Going global is often part of a burgeoning business’ roadmap for scaling up. But while international expansion into new markets can deliver exponential returns, it could also unleash a plethora of complex new challenges – a scenario that is all the more heightened in the cutthroat realm of real estate.
Mapletree Investments is a real estate and capital management company headquartered in Singapore, and one of the country's largest property companies. Founded in 2001 by the Port Authority of Singapore from a pool of its non-core assets, Mapletree held non-port real estate such as harbourfront properties. By 2015, the company had to make key decisions: if it should extend its reach geographically outside Asia, and consider entering new asset classes like student accommodation, corporate housing and data centres.
Written by Gerard George, Visiting Professor of Innovation & Entrepreneurship, Lee Kong Chian School of Business at SMU; Adina Wong and Lipika Bhattacharya of the Centre for Management Practice (CMP) at SMU, the case study “Growing Mapletree: Singapore’s Real Estate Finance Company” examines the importance of strategic decision-making when an organisation is evaluating growth opportunities and the considerations involved in choosing the path of internationalisation.
The CMP is a full-fledged centre that offers thought leadership in management thinking and Asia-centric cases for learning across disciplines and issues.

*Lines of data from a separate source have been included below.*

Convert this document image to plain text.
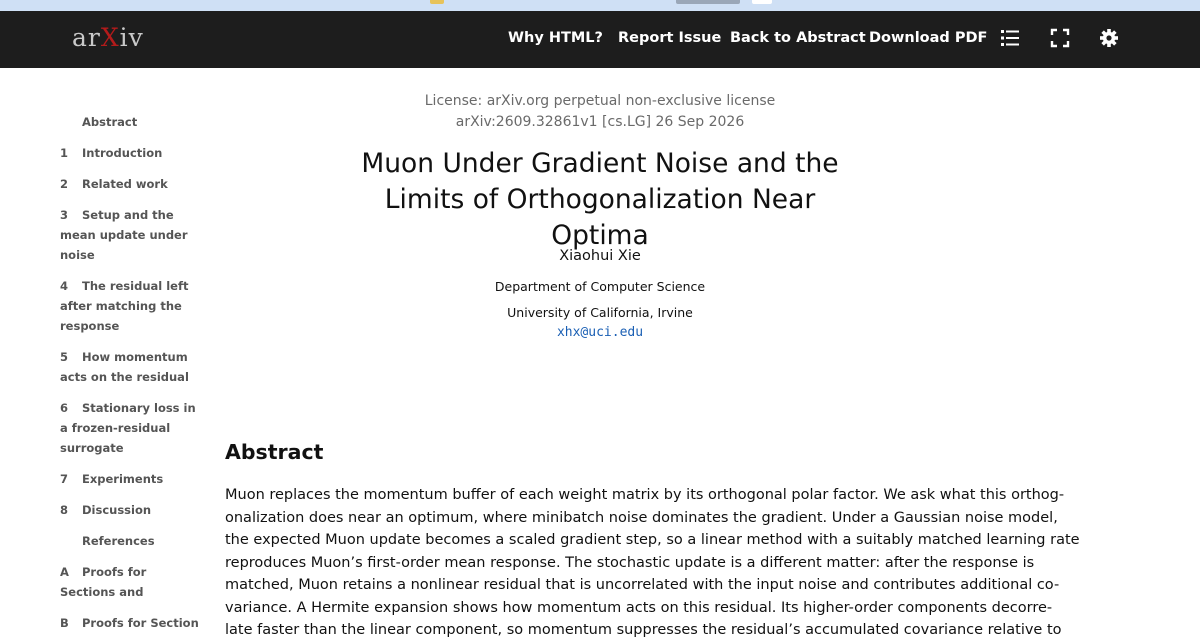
arXiv	Why HTML? Report Issue Back to Abstract Download PDF
Abstract
1 Introduction
2 Related work
3 Setup and the mean update under noise
4 The residual left after matching the response
5 How momentum acts on the residual
6 Stationary loss in a frozen-residual surrogate
7 Experiments
8 Discussion
References
A Proofs for Sections and
B Proofs for Section
License: arXiv.org perpetual non-exclusive license
arXiv:2609.32861v1 [cs.LG] 26 Sep 2026
Muon Under Gradient Noise and the
Limits of Orthogonalization Near Optima
Xiaohui Xie
Department of Computer Science
University of California, Irvine
xhx@uci.edu
Abstract
Muon replaces the momentum buffer of each weight matrix by its orthogonal polar factor. We ask what this orthog-
onalization does near an optimum, where minibatch noise dominates the gradient. Under a Gaussian noise model,
the expected Muon update becomes a scaled gradient step, so a linear method with a suitably matched learning rate
reproduces Muon’s first-order mean response. The stochastic update is a different matter: after the response is
matched, Muon retains a nonlinear residual that is uncorrelated with the input noise and contributes additional co-
variance. A Hermite expansion shows how momentum acts on this residual. Its higher-order components decorre-
late faster than the linear component, so momentum suppresses the residual’s accumulated covariance relative to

Developed by CMP’s case writers and faculty partners, its teaching cases focus mostly on organisations operating in Asia, and offer first-hand information furnished directly by business leaders to grow management and business knowledge on Asia.

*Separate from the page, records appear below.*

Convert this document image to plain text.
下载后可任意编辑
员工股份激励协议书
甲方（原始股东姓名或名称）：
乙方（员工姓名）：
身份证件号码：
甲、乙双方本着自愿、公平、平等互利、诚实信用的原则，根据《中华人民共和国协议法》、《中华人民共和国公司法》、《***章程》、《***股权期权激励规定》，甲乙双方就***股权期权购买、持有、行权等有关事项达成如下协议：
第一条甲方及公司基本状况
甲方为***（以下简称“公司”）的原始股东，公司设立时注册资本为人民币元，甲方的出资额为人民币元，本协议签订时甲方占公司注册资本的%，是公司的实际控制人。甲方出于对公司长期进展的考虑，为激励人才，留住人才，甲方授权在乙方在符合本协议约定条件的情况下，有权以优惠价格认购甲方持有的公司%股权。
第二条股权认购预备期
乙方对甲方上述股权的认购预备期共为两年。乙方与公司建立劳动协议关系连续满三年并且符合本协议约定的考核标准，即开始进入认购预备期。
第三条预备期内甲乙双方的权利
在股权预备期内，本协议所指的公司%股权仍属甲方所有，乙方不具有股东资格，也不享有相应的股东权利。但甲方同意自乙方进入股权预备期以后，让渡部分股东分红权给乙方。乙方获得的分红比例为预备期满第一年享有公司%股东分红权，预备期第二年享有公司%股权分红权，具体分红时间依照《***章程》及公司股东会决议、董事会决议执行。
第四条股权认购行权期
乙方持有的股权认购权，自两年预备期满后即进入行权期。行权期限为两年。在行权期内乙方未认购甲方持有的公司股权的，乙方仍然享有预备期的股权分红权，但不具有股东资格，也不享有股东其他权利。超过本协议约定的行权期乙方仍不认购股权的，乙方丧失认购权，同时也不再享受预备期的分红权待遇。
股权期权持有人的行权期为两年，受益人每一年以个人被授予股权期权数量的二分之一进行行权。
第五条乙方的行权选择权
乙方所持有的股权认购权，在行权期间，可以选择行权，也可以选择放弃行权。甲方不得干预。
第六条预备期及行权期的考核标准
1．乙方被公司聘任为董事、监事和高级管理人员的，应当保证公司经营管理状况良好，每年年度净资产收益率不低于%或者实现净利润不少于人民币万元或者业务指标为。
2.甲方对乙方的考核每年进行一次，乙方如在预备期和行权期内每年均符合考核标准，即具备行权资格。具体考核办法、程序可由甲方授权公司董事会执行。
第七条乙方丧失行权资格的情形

Here are some key takeaways on how Singapore real estate finance behemoth Mapletree went from being a Singapore-centric real estate company worth S$2.3 billion in 2003 to a global company with assets under management (AUM) of S$60.5 billion as of 31 March 2020.
From its inception, Mapletree was viewed as a start-up with the potential to grow beyond its stature as a real estate developer. Launched in the aftermath of the 1997 Asian Financial Crisis, the Mapletree business model deviated from that of traditional, family-owned real estate businesses that tended to sit on balance sheets for a long time, and were badly hit by the Asian Crisis due to elevated gearing. Instead, it took inspiration from real estate businesses in the US, UK and Australia by managing both proprietary capital as well as third-party capital on behalf of investors to grow shareholder equity.

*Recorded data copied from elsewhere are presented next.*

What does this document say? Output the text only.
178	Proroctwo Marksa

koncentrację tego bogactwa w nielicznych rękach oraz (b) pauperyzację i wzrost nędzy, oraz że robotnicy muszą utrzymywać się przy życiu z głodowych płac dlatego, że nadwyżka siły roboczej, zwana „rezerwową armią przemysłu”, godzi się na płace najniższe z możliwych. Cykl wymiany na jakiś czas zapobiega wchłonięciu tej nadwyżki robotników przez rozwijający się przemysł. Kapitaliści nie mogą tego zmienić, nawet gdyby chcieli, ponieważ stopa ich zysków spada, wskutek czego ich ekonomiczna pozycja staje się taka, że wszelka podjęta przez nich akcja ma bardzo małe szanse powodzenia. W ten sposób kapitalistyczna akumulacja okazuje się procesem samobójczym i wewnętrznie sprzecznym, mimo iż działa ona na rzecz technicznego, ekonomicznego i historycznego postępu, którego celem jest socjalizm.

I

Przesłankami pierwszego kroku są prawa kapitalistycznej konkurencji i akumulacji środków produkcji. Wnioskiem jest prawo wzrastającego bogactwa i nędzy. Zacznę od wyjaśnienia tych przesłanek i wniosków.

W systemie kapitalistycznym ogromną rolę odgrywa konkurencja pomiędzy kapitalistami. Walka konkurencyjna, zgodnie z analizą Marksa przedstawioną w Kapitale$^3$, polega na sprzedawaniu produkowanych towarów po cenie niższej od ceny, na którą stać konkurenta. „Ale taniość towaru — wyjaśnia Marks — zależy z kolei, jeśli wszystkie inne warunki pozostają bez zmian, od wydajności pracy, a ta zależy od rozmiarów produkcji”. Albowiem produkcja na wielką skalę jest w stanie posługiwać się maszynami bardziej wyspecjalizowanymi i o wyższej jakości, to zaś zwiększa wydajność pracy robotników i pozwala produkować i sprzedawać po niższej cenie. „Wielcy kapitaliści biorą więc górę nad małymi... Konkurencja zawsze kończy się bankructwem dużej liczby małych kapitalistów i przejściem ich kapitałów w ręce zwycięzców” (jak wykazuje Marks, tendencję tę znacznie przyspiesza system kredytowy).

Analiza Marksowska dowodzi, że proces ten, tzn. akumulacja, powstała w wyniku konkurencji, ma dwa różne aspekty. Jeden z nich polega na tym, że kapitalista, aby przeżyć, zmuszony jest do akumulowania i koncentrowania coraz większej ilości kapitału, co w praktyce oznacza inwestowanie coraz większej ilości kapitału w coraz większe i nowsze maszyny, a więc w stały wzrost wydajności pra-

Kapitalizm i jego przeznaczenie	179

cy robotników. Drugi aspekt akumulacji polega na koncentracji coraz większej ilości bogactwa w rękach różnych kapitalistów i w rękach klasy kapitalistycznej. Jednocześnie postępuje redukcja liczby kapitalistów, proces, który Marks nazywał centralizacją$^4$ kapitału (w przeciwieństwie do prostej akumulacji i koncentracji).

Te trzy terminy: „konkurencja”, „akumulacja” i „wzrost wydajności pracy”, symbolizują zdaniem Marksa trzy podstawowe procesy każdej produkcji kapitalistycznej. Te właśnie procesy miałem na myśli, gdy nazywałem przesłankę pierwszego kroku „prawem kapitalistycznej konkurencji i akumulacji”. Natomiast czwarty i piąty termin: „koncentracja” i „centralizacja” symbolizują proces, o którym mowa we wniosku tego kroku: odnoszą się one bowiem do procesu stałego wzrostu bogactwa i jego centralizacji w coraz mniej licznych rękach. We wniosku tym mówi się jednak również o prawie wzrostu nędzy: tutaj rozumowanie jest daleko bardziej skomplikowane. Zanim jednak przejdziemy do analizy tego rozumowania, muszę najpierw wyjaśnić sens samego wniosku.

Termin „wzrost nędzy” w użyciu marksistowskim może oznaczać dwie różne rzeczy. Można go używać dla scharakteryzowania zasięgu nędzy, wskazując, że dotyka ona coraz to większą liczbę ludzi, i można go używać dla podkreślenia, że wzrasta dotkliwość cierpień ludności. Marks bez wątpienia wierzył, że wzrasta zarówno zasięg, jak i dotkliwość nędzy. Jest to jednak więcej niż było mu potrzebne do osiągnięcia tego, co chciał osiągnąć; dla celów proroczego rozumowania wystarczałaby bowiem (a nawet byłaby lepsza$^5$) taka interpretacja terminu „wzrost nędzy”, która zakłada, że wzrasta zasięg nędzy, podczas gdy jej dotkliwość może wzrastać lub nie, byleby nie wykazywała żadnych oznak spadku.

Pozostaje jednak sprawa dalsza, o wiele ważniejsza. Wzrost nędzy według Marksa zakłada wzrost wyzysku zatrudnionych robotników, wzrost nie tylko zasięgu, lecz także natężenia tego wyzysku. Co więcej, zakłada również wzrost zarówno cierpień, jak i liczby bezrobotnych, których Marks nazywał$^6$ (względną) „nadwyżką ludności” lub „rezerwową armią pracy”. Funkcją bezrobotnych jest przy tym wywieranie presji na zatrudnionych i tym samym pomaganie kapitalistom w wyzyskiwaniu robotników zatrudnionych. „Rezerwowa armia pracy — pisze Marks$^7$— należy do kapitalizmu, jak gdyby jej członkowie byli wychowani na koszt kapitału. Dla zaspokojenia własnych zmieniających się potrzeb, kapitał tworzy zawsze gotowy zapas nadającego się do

The new hybrid business model combining real estate development and capital market expertise was considered a first in Singapore and Asia and required two very different skillsets. To gain the confidence of the management team, the business’ new capital management capabilities were demonstrated through the creation of a real estate investment trust (REIT) with the company’s existing logistics property assets, the Mapletree Logistics Trust, in 2005.
Furthermore, the “seeds” of this new business model lay within existing assets, many of which were ageing and underperforming financially. Investments were made to enhance and rejuvenate assets like industrial properties, as well as high-profile projects such as the building of mega-mall VivoCity on previously-owned, bare land.
With the onset of sweeping changes, the company needed to establish clear key performance indicators (KPIs) that could be applied across the entire company. It built a mechanism to align activities on a group-level, and shifted from a “personality-driven” to “business objectives-driven” mindset. The KPIs were also calibrated not only to focus on returns, but to ensure the scale and sustainability of the business, as well as maintain agility.
For example, the company missed opportunities to acquire empty land in China as this did not align with its shorter term targets. Instead, it developed longer five-year plans to be more nimble, and encourage sustainable growth.
While Mapletree’s logistics core business was performing well consistently, the company had to consider further growth strategies to scale the business and enhance returns. It faced the conundrum whether to venture into new geographic markets outside of Asia, or remain in core markets and focus on other areas for expansion — such as leveraging on existing logistics infrastructure to develop an office space sector, student housing and corporate accommodation. By 2019, Mapletree found a balance between both strategies and built a portfolio of over 250 warehouses, over 30 student accommodations and more than 10 corporate housing assets in the US and Europe. The ventures paid off, and the company recorded S$16.1 billion of AUM in these markets that year.
Although Mapletree was spreading its influence across the globe, its business in Asia was maintaining steady strength — including growth in China. However, that did not mean that the company applied the same strategy across all international markets. Instead, it adopted a “follow- your-client” approach in Asia, and used an acquisition model to attain its growth targets in Western locations. To build greater scalability, Mapletree had also embarked into a new product segments like student housing and continued to grow in markets like China, while continuing to tap on REITS as a financial instrument to propel its expansion outside of Asia.